Alzheimer's disease (AD) is a complex health disorder, with many biological pathways involved in it. Some of these pathways can be shared between AD and physiological aging. For example, decline in brain resilience (ability to recover, e.g., after damage) is typical of both normal aging and AD; however, in AD such decline is more severe and contributes to AD pathology. The objective of this project is to significantly improve our understanding of the shared genetic mechanisms between aging and AD, and as result suggest new genetic targets for AD prevention/treatment. To fulfil this objective, we will analyze data that have been collected in several large human studies of aging and health, including the UK Biobank containing rich genetic and phenotypic information on thousands of individuals with AD and related traits. The following Aims will be addressed: In Aim 1, we will select genetic variants associated with both AD and aging-related traits and estimate their collective effects on AD risk and survival. We will also describe biological pathways enriched for respective genes and suggest mechanisms connecting these pathways with AD. In Aim 2, we will focus on candidate genes representing the aging-related pathways involved in resilience, and estimate their joint influence on AD risk and survival, to find combinations of the genes that show protective effects against AD, and may also oppose the aging-related decline in brain resilience to damage. In Aim 3, we will further validate the findings of Aims 1-2 using biomarkers of AD pathology available in data, and explore causal relationships between selected genes and AD traits, using Mendelian Randomization and related approaches, to get deeper insights into biological mechanisms of the observed genetic associations. Results of this study will significantly improve our understanding of the etiology of AD and common genetic factors involved in AD and physiological aging, and will help find new genetic targets for personalized prevention of AD and interventions into the brain aging.

Scope extension:

This project objective is to significantly improve our understanding of the heterogeneity of Alzheimer's disease (AD) and  shared genetic mechanisms between normal aging and AD; identify genetic factors that may protect against the age-associated declines in brain resilience and resistance to AD, and validate the candidate genetic targets for AD prevention using preclinical biomarkers of AD pathology. To address this objective, we will analyze genetic and phenotypic information collected in several large human studies, including the UK Biobank. Specific Aims: Aim 1. Identify new pleiotropic genetic variants that individually influence both aging- and AD-related traits, and evaluate their joint impacts on the AD risk and survival/longevity. Aim 2. Explore shared mechanisms between aging and AD, and evaluate the collective effects of genes from major aging-related pathways on AD and longevity.  Aim 3.  Preclinical validation of candidate genetic targets selected in Aims 1, 2, using biomarkers of AD pathology, and further exploration of mechanisms of genetic associations. To validate sets of genetic variants that influenced AD risk and/or survival in Aims 1 and 2, we will estimate their joint effects on preclinical markers of AD pathology, such as hippocampal volume, CSF and metabolic biomarkers, considering other covariates.

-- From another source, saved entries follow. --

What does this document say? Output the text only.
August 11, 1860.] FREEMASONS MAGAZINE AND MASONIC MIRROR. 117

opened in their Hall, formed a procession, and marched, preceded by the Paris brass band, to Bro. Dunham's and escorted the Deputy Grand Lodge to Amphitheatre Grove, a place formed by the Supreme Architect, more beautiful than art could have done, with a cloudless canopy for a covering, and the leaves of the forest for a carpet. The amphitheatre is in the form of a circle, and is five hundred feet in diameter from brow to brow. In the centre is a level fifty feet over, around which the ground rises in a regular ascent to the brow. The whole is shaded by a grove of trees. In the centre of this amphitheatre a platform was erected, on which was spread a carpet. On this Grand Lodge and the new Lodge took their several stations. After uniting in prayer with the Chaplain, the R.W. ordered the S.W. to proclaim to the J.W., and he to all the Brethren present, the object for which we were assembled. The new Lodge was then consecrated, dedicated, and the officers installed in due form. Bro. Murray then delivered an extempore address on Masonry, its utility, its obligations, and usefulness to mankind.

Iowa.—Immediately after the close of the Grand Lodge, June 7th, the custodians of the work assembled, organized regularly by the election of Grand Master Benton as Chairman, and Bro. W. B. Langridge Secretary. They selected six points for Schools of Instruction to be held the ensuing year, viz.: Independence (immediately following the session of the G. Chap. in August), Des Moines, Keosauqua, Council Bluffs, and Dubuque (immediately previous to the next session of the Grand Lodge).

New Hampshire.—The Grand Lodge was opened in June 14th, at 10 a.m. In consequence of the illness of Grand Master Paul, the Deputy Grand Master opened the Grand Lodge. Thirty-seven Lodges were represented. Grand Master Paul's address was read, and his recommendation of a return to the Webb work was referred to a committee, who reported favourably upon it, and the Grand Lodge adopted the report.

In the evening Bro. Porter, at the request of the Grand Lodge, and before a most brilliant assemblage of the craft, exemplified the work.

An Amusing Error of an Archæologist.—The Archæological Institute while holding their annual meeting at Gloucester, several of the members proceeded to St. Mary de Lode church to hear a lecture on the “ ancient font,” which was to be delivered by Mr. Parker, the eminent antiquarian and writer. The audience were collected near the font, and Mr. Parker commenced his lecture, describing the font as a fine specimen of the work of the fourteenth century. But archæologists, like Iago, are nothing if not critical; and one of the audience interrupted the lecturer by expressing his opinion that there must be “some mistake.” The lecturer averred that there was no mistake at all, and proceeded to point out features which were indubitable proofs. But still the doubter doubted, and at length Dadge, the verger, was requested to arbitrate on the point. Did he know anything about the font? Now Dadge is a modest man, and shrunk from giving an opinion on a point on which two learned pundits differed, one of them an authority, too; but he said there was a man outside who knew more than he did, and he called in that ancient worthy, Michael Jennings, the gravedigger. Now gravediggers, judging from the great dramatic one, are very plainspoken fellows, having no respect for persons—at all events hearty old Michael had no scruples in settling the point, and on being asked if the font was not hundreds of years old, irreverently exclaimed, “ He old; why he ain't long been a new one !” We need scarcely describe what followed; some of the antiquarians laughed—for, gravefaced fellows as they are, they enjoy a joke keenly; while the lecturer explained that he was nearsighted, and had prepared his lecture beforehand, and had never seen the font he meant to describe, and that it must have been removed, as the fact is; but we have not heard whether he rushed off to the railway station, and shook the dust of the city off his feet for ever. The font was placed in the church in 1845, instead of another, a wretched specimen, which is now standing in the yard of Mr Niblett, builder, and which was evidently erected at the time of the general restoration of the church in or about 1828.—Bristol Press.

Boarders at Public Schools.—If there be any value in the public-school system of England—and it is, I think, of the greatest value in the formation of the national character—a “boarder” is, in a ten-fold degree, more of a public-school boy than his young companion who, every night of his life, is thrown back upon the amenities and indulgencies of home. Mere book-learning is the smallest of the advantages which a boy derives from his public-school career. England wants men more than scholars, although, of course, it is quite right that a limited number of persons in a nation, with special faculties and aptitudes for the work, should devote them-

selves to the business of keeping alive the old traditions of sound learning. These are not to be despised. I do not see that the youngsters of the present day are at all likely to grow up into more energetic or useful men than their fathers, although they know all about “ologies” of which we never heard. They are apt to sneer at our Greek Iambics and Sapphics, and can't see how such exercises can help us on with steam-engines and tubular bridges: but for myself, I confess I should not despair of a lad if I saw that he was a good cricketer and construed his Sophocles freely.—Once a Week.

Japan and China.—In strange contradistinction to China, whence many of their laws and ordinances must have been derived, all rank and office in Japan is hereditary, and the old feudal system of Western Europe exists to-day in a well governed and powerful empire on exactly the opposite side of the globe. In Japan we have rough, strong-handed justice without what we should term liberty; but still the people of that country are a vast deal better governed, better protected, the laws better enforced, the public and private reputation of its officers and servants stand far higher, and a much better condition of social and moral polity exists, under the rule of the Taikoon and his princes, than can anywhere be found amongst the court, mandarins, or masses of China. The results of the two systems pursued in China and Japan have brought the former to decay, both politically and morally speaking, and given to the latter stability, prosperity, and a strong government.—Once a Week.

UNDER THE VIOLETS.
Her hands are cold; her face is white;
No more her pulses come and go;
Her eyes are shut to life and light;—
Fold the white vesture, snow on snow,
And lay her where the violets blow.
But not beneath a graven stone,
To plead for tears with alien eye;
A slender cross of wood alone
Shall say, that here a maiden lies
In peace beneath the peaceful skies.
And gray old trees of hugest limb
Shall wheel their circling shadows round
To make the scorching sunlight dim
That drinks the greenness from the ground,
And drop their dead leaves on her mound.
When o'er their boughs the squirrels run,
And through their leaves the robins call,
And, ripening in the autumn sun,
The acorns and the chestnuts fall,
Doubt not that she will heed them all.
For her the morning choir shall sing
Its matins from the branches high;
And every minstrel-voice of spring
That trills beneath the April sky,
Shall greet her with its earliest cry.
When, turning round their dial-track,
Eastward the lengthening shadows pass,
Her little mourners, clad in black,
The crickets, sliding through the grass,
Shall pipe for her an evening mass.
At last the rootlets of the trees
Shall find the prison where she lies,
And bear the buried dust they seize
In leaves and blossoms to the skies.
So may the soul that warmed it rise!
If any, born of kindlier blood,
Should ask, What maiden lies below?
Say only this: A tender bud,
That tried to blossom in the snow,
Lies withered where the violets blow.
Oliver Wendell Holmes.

As requested, herewith we submit a Scope Extension for this application, to cover additional analyses of gene x environment interactions (GxE) for neurodegenerative diseases and relevant biomarkers and phenotypes.  Examples include  analyses of interactions between indicators of exposure to air pollution (as well as other health-related exposures  and phenotypes) and candidate genetic variants, and their associations with AD and related traits, such as preclinical biomarkers of AD pathology (e.g., hippocampal volume), among others.

Note that in the approved application, we listed many of the abovementioned factors and phenotypes as covariates (such as gender, race, education,  exposure to air pollution, and smoking, among others). Examples of the other covariates that may  also be used in the analyses  include comorbidities, treatments, and other risk factors relevant to Alzheimer's disease. We  have Tier3 data approved for this project.